Monday, May 31, 2010

Memorial Day

This card includes part of a poem entitled The Blue and the Gray, by Francis Miles Finch:
From the silence of sorrowful hours
    The desolate mourners go,
Lovingly laden with flowers
    Alike for the friend and the foe:
Under the sod and the dew,
    Waiting the judgment-day;
Under the roses, the Blue,
    Under the lilies, the Gray.
The card was printed before World War I, before World War II, before the Korean War, the Vietnam War, Desert Storm,  etc.  At that time, Memorial Day was really only to commemorate the deaths from the Civil War.

The poet, Francis Miles Finch (1827-1907) was a judge of the New York Court of Appeals and also taught at Cornell University. His poem, commemorating soldiers on both sides of the Civil War, was first published in the Atlantic Monthly in 1867. It was said that Finch was inspired by the women of Columbus, Mississippi, who spread flowers on the graves of both Union and Confederate soldiers.

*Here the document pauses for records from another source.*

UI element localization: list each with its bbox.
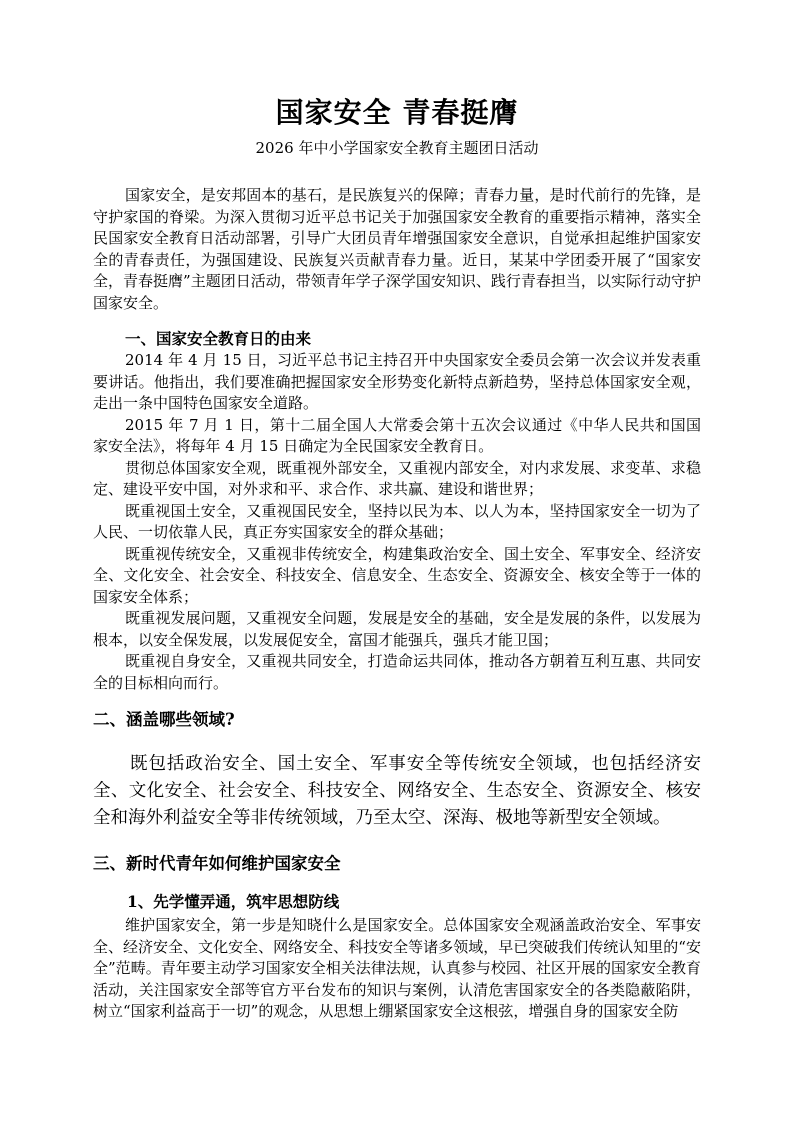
document-page: 国家安全 青春挺膺 2026 年中小学国家安全教育主题团日活动 国家安全，是安邦… bbox=[0, 0, 793, 1122]
section-1-paragraph: 2014 年 4 月 15 日，习近平总书记主持召开中央国家安全委员会第一次会议… bbox=[93, 350, 701, 415]
section-2-paragraph: 既包括政治安全、国土安全、军事安全等传统安全领域，也包括经济安全、文化安全、社会… bbox=[93, 751, 701, 832]
section-2-heading: 二、涵盖哪些领域? bbox=[93, 708, 701, 731]
subsection-1-heading: 1、先学懂弄通，筑牢思想防线 bbox=[93, 891, 701, 913]
section-1-paragraph: 既重视传统安全，又重视非传统安全，构建集政治安全、国土安全、军事安全、经济安全、… bbox=[93, 544, 701, 609]
section-3-heading: 三、新时代青年如何维护国家安全 bbox=[93, 852, 701, 875]
section-1-paragraph: 既重视自身安全，又重视共同安全，打造命运共同体，推动各方朝着互利互惠、共同安全的… bbox=[93, 651, 701, 694]
section-1-heading: 一、国家安全教育日的由来 bbox=[93, 328, 701, 350]
section-1-paragraph: 2015 年 7 月 1 日，第十二届全国人大常委会第十五次会议通过《中华人民共… bbox=[93, 415, 701, 458]
section-1-paragraph: 既重视国土安全，又重视国民安全，坚持以民为本、以人为本，坚持国家安全一切为了人民… bbox=[93, 501, 701, 544]
section-1-paragraph: 既重视发展问题，又重视安全问题，发展是安全的基础，安全是发展的条件，以发展为根本… bbox=[93, 608, 701, 651]
intro-paragraph: 国家安全，是安邦固本的基石，是民族复兴的保障；青春力量，是时代前行的先锋，是守护… bbox=[93, 185, 701, 314]
document-title: 国家安全 青春挺膺 bbox=[93, 96, 701, 130]
section-1-paragraph: 贯彻总体国家安全观，既重视外部安全，又重视内部安全，对内求发展、求变革、求稳定、… bbox=[93, 458, 701, 501]
document-subtitle: 2026 年中小学国家安全教育主题团日活动 bbox=[93, 138, 701, 159]
section-3-paragraph: 维护国家安全，第一步是知晓什么是国家安全。总体国家安全观涵盖政治安全、军事安全、… bbox=[93, 915, 701, 1023]
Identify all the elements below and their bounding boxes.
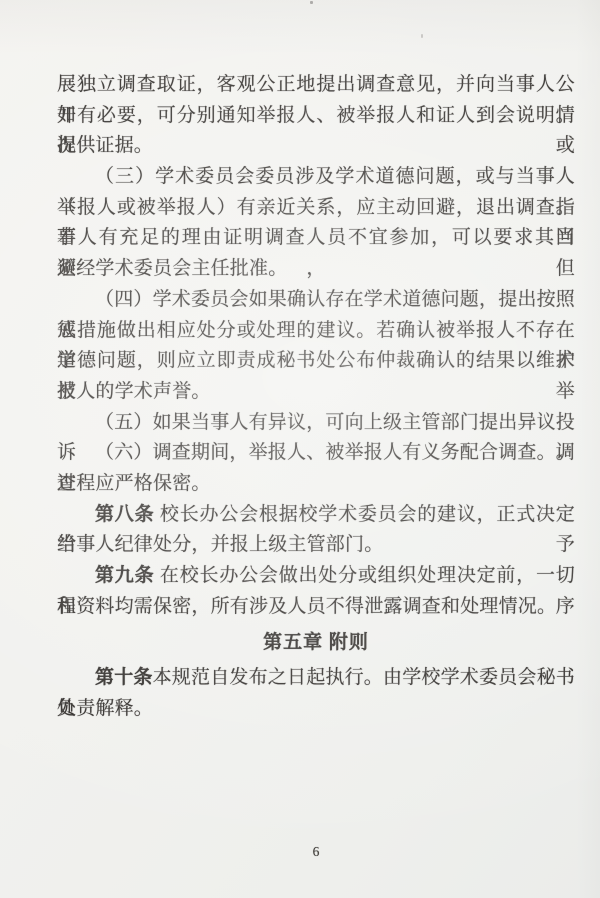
text-line: 如有必要，可分别通知举报人、被举报人和证人到会说明情况或 [57, 101, 575, 132]
text-line: 事人有充足的理由证明调查人员不宜参加，可以要求其回避，但 [57, 223, 575, 254]
text-line: （三）学术委员会委员涉及学术道德问题，或与当事人（指 [57, 162, 575, 193]
article-number: 第十条 [95, 667, 153, 688]
text-line: 展独立调查取证，客观公正地提出调查意见，并向当事人公开。 [57, 70, 575, 101]
text-line: 戒措施做出相应处分或处理的建议。若确认被举报人不存在学术 [57, 316, 575, 347]
text-block: 展独立调查取证，客观公正地提出调查意见，并向当事人公开。 如有必要，可分别通知举… [57, 70, 575, 724]
text-line: 道德问题，则应立即责成秘书处公布仲裁确认的结果以维护被举 [57, 346, 575, 377]
text-line: （五）如果当事人有异议，可向上级主管部门提出异议投诉。 [57, 408, 575, 439]
scan-speck [421, 34, 423, 38]
text-line: （六）调查期间，举报人、被举报人有义务配合调查。调查 [57, 438, 575, 469]
document-page: 展独立调查取证，客观公正地提出调查意见，并向当事人公开。 如有必要，可分别通知举… [0, 0, 600, 898]
article-number: 第八条 [95, 504, 154, 525]
chapter-heading: 第五章 附则 [57, 628, 575, 659]
text-line: 负责解释。 [57, 694, 575, 725]
text-line: 和资料均需保密，所有涉及人员不得泄露调查和处理情况。 [57, 592, 575, 623]
text-line: 第九条 在校长办公会做出处分或组织处理决定前，一切程序 [57, 561, 575, 592]
page-number: 6 [0, 844, 600, 860]
text-line: （四）学术委员会如果确认存在学术道德问题，提出按照惩 [57, 285, 575, 316]
scan-speck [310, 1, 313, 4]
text-line: 第十条本规范自发布之日起执行。由学校学术委员会秘书处 [57, 663, 575, 694]
text-line: 第八条 校长办公会根据校学术委员会的建议，正式决定给予 [57, 500, 575, 531]
text-line: 举报人或被举报人）有亲近关系，应主动回避，退出调查。若当 [57, 193, 575, 224]
article-number: 第九条 [95, 565, 154, 586]
text-line: 过程应严格保密。 [57, 469, 575, 500]
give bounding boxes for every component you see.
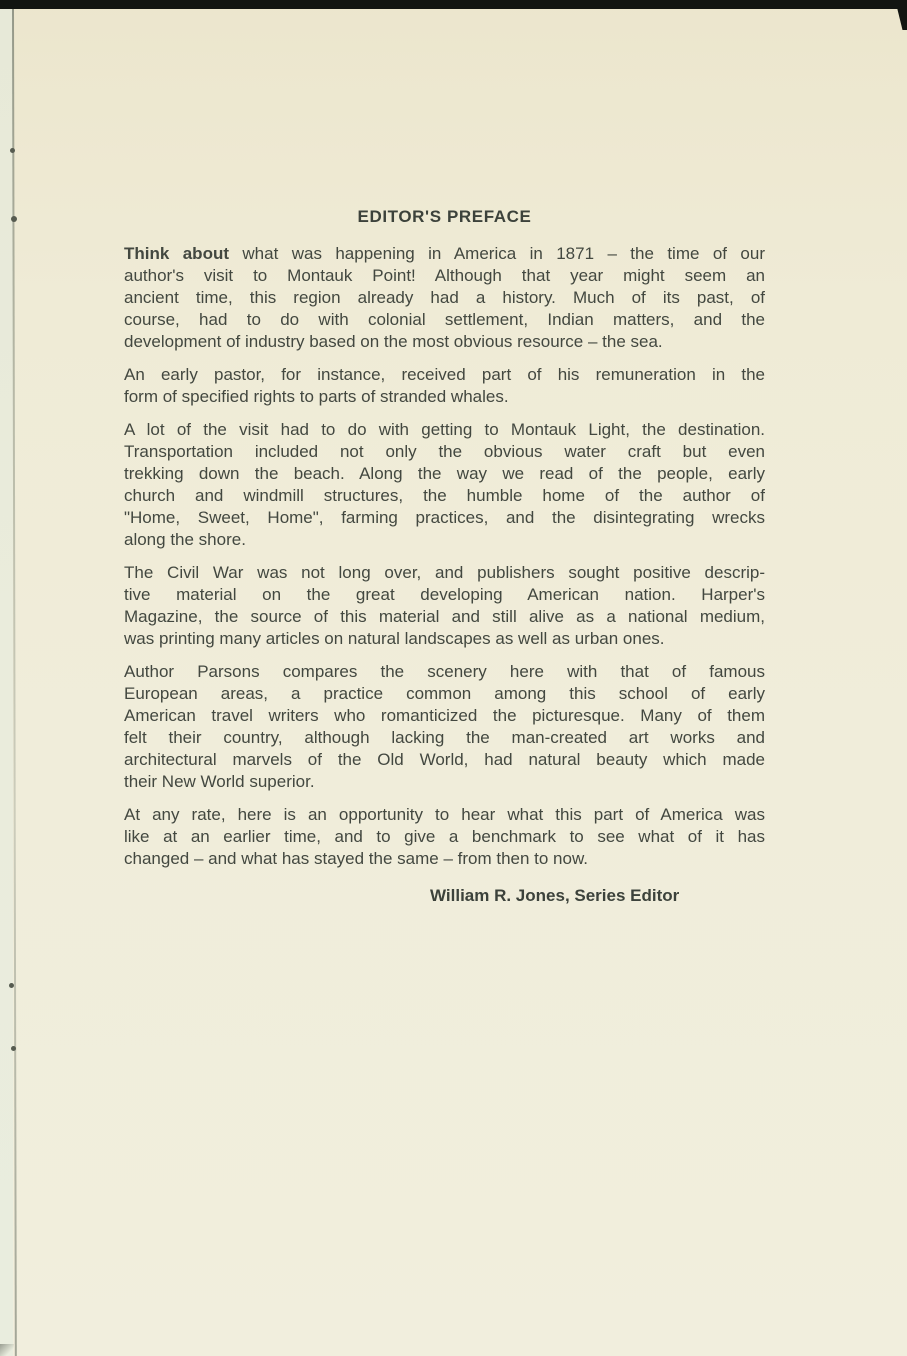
paragraph: The Civil War was not long over, and pub… xyxy=(124,562,765,650)
paragraph-line: Author Parsons compares the scenery here… xyxy=(124,661,765,683)
paragraph-line: ancient time, this region already had a … xyxy=(124,287,765,309)
paragraph-line: author's visit to Montauk Point! Althoug… xyxy=(124,265,765,287)
paragraph-line: was printing many articles on natural la… xyxy=(124,628,765,650)
scan-top-edge xyxy=(0,0,907,9)
paragraph-line: changed – and what has stayed the same –… xyxy=(124,848,765,870)
paragraph-line: course, had to do with colonial settleme… xyxy=(124,309,765,331)
paragraph-line: form of specified rights to parts of str… xyxy=(124,386,765,408)
paragraph-line: trekking down the beach. Along the way w… xyxy=(124,463,765,485)
paragraph-line: architectural marvels of the Old World, … xyxy=(124,749,765,771)
paragraph: At any rate, here is an opportunity to h… xyxy=(124,804,765,870)
scan-artifact-dot xyxy=(11,1046,16,1051)
bold-lead-text: Think about xyxy=(124,244,229,263)
scan-artifact-mark xyxy=(0,1344,14,1356)
paragraph-line: Think about what was happening in Americ… xyxy=(124,243,765,265)
preface-title: EDITOR'S PREFACE xyxy=(124,206,765,228)
paragraph-line: their New World superior. xyxy=(124,771,765,793)
paragraph: Author Parsons compares the scenery here… xyxy=(124,661,765,793)
paragraph-line: The Civil War was not long over, and pub… xyxy=(124,562,765,584)
paragraph-line: felt their country, although lacking the… xyxy=(124,727,765,749)
paragraph-line: At any rate, here is an opportunity to h… xyxy=(124,804,765,826)
paragraph-line: European areas, a practice common among … xyxy=(124,683,765,705)
page-gutter-edge xyxy=(0,9,13,1356)
paragraph-line: church and windmill structures, the humb… xyxy=(124,485,765,507)
paragraph: Think about what was happening in Americ… xyxy=(124,243,765,353)
preface-content: EDITOR'S PREFACE Think about what was ha… xyxy=(124,206,765,907)
paragraph-line: American travel writers who romanticized… xyxy=(124,705,765,727)
paragraph-line: tive material on the great developing Am… xyxy=(124,584,765,606)
paragraph-line: along the shore. xyxy=(124,529,765,551)
scan-artifact-dot xyxy=(11,216,17,222)
paragraph-line: A lot of the visit had to do with gettin… xyxy=(124,419,765,441)
preface-paragraphs: Think about what was happening in Americ… xyxy=(124,243,765,870)
paragraph-line: Magazine, the source of this material an… xyxy=(124,606,765,628)
paragraph-line: like at an earlier time, and to give a b… xyxy=(124,826,765,848)
paragraph-line: Transportation included not only the obv… xyxy=(124,441,765,463)
series-editor-signature: William R. Jones, Series Editor xyxy=(430,885,765,907)
paragraph: An early pastor, for instance, received … xyxy=(124,364,765,408)
scan-artifact-dot xyxy=(9,983,14,988)
paragraph-line: development of industry based on the mos… xyxy=(124,331,765,353)
scan-artifact-dot xyxy=(10,148,15,153)
paragraph: A lot of the visit had to do with gettin… xyxy=(124,419,765,551)
scanned-book-page: EDITOR'S PREFACE Think about what was ha… xyxy=(0,0,907,1356)
paragraph-line: An early pastor, for instance, received … xyxy=(124,364,765,386)
scan-corner-notch xyxy=(897,0,907,30)
paragraph-line: "Home, Sweet, Home", farming practices, … xyxy=(124,507,765,529)
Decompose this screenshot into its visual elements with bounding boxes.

The event is known as Confederate Decoration Day. Presumably the bearded man on the card is Ulysses S. Grant. You can read the full text of the poem here.

Here's another collectible card, but not a postcard, of union soldiers during the Civil War. It says Copyright 1887 by J. Means and Co., Boston.

1 comment:

  1. How interesting. Here in Europe we always tend to forget the American Civil War, but in so many ways it was the first war in which the killing and the slaughter were almost machine-like.